As union flags drape over public buildings and smirking politicians and celebrities alike promote Olympic fervour, a number of recent events have highlighted the stark inequalities that exist in Britain today.

In June, a 48-year-old man tied himself to the railings of a Jobcentre, doused himself in flammable liquid and set himself ablaze. (See Guardian, 29 June 2012)

This desperate act reveals, in the most brutal of terms, that poverty in Britain is not only material deprivation, in which sky scrapers are erected and social housing bulldozed, but a multi-dimensional assault – physical and psychological – on working-class people.

Indeed, research published last month by the Centre for the Modern Family showed that one in five British families are ‘living on the edge’. (See Independent, 26 June 2012)

As retail food prices have increased by 25 percent since 2008, and the price of child care and average household bills have sky-rocketed, so too have levels of stress and mental ill health. (See Economist, 23 June 2012)

This reality is worse still in the north of England, Wales and Scotland. And, throughout the country, young people are bearing the brunt of British austerity.

Since last year’s youth uprisings, dubbed criminal rioting by bourgeois commentators, no serious attempt to tackle youth poverty has occurred. In fact, changes to benefit entitlement have pushed thousands more into deprivation; implanting feelings of failure, shame and psychological distress upon an entire generation of young people. (See BBC News Online, 11 October 2011)
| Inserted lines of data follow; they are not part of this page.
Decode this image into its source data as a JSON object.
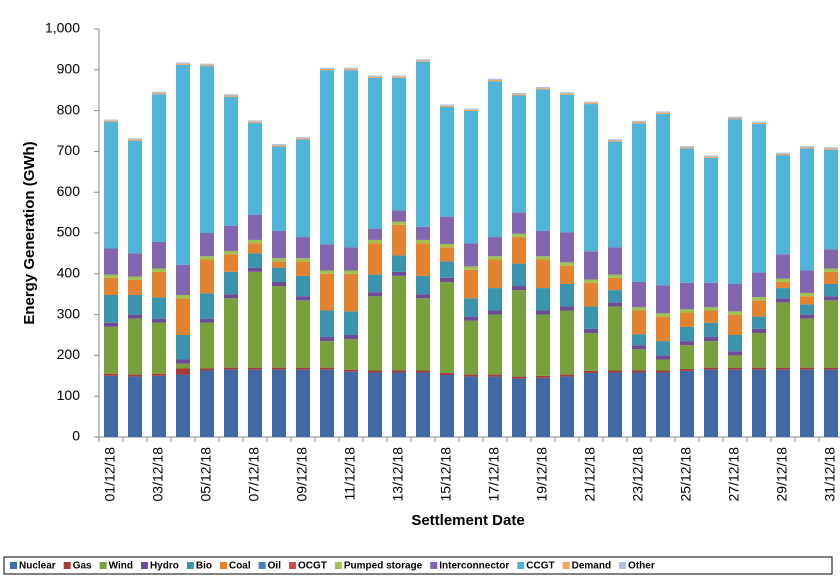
{
  "chart_data": {
    "type": "stacked-bar",
    "x_label": "Settlement Date",
    "y_label": "Energy Generation (GWh)",
    "categories": [
      "01/12/18",
      null,
      "03/12/18",
      null,
      "05/12/18",
      null,
      "07/12/18",
      null,
      "09/12/18",
      null,
      "11/12/18",
      null,
      "13/12/18",
      null,
      "15/12/18",
      null,
      "17/12/18",
      null,
      "19/12/18",
      null,
      "21/12/18",
      null,
      "23/12/18",
      null,
      "25/12/18",
      null,
      "27/12/18",
      null,
      "29/12/18",
      null,
      "31/12/18"
    ],
    "ylim": [
      0,
      1000
    ],
    "yticks": [
      0,
      100,
      200,
      300,
      400,
      500,
      600,
      700,
      800,
      900,
      {
        "value": 1000,
        "label": "1,000"
      }
    ],
    "legend": "bottom",
    "series": [
      {
        "name": "Nuclear",
        "color": "#3f6aa6",
        "values": [
          150,
          148,
          150,
          153,
          163,
          165,
          165,
          165,
          165,
          165,
          160,
          158,
          158,
          158,
          152,
          148,
          148,
          143,
          145,
          148,
          157,
          158,
          158,
          158,
          162,
          165,
          165,
          165,
          165,
          165,
          165
        ]
      },
      {
        "name": "Gas",
        "color": "#a83a3a",
        "values": [
          5,
          5,
          5,
          15,
          5,
          5,
          5,
          5,
          5,
          5,
          5,
          5,
          5,
          5,
          5,
          5,
          5,
          5,
          5,
          5,
          5,
          5,
          5,
          5,
          5,
          5,
          5,
          5,
          5,
          5,
          5
        ]
      },
      {
        "name": "Wind",
        "color": "#78a03c",
        "values": [
          115,
          137,
          125,
          12,
          112,
          170,
          235,
          200,
          165,
          65,
          75,
          182,
          232,
          177,
          223,
          132,
          147,
          212,
          150,
          157,
          93,
          157,
          52,
          27,
          58,
          65,
          30,
          85,
          160,
          120,
          165
        ]
      },
      {
        "name": "Hydro",
        "color": "#6f4a98",
        "values": [
          10,
          10,
          10,
          10,
          10,
          10,
          10,
          10,
          10,
          10,
          10,
          10,
          10,
          10,
          10,
          10,
          10,
          10,
          10,
          10,
          10,
          10,
          10,
          10,
          10,
          10,
          10,
          10,
          10,
          10,
          10
        ]
      },
      {
        "name": "Bio",
        "color": "#3a94ad",
        "values": [
          68,
          48,
          52,
          60,
          62,
          55,
          35,
          35,
          50,
          65,
          58,
          43,
          40,
          45,
          40,
          45,
          55,
          55,
          55,
          55,
          55,
          30,
          27,
          35,
          35,
          35,
          40,
          30,
          25,
          25,
          30
        ]
      },
      {
        "name": "Coal",
        "color": "#e3832f",
        "values": [
          42,
          37,
          63,
          90,
          83,
          43,
          25,
          15,
          35,
          90,
          92,
          77,
          75,
          80,
          35,
          70,
          70,
          65,
          70,
          45,
          58,
          30,
          58,
          60,
          35,
          30,
          50,
          40,
          15,
          20,
          30
        ]
      },
      {
        "name": "Oil",
        "color": "#4a7ec0",
        "values": [
          0,
          0,
          0,
          0,
          0,
          0,
          0,
          0,
          0,
          0,
          0,
          0,
          0,
          0,
          0,
          0,
          0,
          0,
          0,
          0,
          0,
          0,
          0,
          0,
          0,
          0,
          0,
          0,
          0,
          0,
          0
        ]
      },
      {
        "name": "OCGT",
        "color": "#cf4b4b",
        "values": [
          0,
          0,
          0,
          0,
          0,
          0,
          0,
          0,
          0,
          0,
          0,
          0,
          0,
          0,
          0,
          0,
          0,
          0,
          0,
          0,
          0,
          0,
          0,
          0,
          0,
          0,
          0,
          0,
          0,
          0,
          0
        ]
      },
      {
        "name": "Pumped storage",
        "color": "#9cc44f",
        "values": [
          8,
          8,
          8,
          8,
          8,
          8,
          8,
          8,
          8,
          8,
          8,
          8,
          8,
          8,
          8,
          8,
          8,
          8,
          8,
          8,
          8,
          8,
          8,
          8,
          8,
          8,
          8,
          8,
          8,
          8,
          8
        ]
      },
      {
        "name": "Interconnector",
        "color": "#8366ae",
        "values": [
          64,
          57,
          65,
          74,
          57,
          62,
          62,
          67,
          52,
          64,
          57,
          27,
          27,
          32,
          67,
          57,
          47,
          52,
          62,
          74,
          69,
          67,
          62,
          69,
          65,
          60,
          67,
          60,
          60,
          55,
          47
        ]
      },
      {
        "name": "CCGT",
        "color": "#4fb4d8",
        "values": [
          310,
          276,
          362,
          490,
          409,
          316,
          225,
          207,
          239,
          427,
          434,
          370,
          325,
          405,
          269,
          324,
          382,
          287,
          347,
          337,
          361,
          259,
          389,
          420,
          329,
          306,
          404,
          364,
          243,
          299,
          244
        ]
      },
      {
        "name": "Demand",
        "color": "#f5a25c",
        "values": [
          3,
          3,
          3,
          3,
          3,
          3,
          3,
          3,
          3,
          3,
          3,
          3,
          3,
          3,
          3,
          3,
          3,
          3,
          3,
          3,
          3,
          3,
          3,
          3,
          3,
          3,
          3,
          3,
          3,
          3,
          3
        ]
      },
      {
        "name": "Other",
        "color": "#aac2e2",
        "values": [
          3,
          3,
          3,
          3,
          3,
          3,
          3,
          3,
          3,
          3,
          3,
          3,
          3,
          3,
          3,
          3,
          3,
          3,
          3,
          3,
          3,
          3,
          3,
          3,
          3,
          3,
          3,
          3,
          3,
          3,
          3
        ]
      }
    ]
  }
}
It is only logical, therefore, that – with a diminutive job market, an education system that is being progressively commodified, and a vanishing NHS – class antagonisms will intensify and uprisings may become as much a part of the British summertime as corporate-sponsored sporting events.

From the student activist to the unemployed youth, in the classroom and in the street, young people are awakening to discover that our political and economic system is not designed to help realise their potential but only to exploit the labour of some and utterly discard the rest.

They are also discovering that our system is designed to enrich a tiny handful of financiers. It was revealed this month that the super-rich have between $21tr and $32tr stashed away in tax havens. (See cnn.com, 25 July 2012)

This is not a charge from radical opponents of capitalism, but the findings of bourgeois investigation. Nor are these the dealings of shadowy businesses but the recognised and admitted practice of the world’s largest financial institutions. It is an astonishing figure, greater than the GDP of any imperialist nation, and it is the kind of wealth that could eradicate poverty for vast swathes of humanity.

There could not be a clearer example of how income disparity and material and psychological deprivation is becoming more acute in modern Britain. As welfare safety nets disappear, and government oppression increases, we should not only expect greater incidence of civil unrest but prepare to inject it with ideological direction.

Communists must seek to build and lead popular mass movements for real change; for a mere change of government will not suffice. Only an entirely new system can offer our youth a positive future.